Thank you, Mr. Speaker. I’d like to direct my questions today to the Minister of Health and Social Services, the Honourable Tom Beaulieu. I want to follow up a little bit on some of my colleagues here who touched on the issue of alcoholism in the Northwest Territories and treatment for that condition.
We cannot deny that we have a disproportionate number of our people who are involved with an addiction to alcohol. We cannot deny that fact. It is a fact. It is a disproportionate number. We get somehow lulled into thinking that this is normal. This is not normal. If we had a health outbreak of some kind that came and attacked our people here in the North, we would be on the national news. It would be a national crisis. We would be doing everything to find a vaccine to address it. Because this situation has existed for a long time, I believe we have become complacent as a government.

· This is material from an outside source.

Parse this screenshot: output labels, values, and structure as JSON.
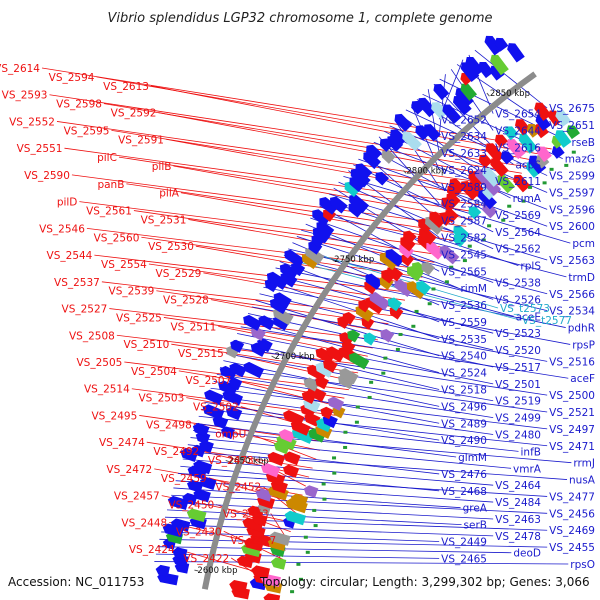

Alcohol addiction is robbing our people of their health, their livelihood, their prosperity, their peace. Peace in their lives. We as a government need to acknowledge the problem and take a more aggressive approach to address it. I was pleased to read… Oh, first of all let me say that there are many, many paths to sobriety and we need to
explore all those options. To simply name a few, there’s the residential treatment program, there’s the Alcoholics Anonymous, there’s counselling, there’s spiritual healing. You’ve heard of people who have been miraculously delivered from alcohol addiction, so people should keep praying.
I read of an interesting scenario in the Slave River Journal, where the Fort Smith Health Authority has an out-patient program where people can come in for an hour and a half or two hours a day and receive support and counselling. I’d like to ask the Minister of Health and Social Services if he could elaborate on that program for us, where it came from, who is sponsoring it and how we can get that into other communities.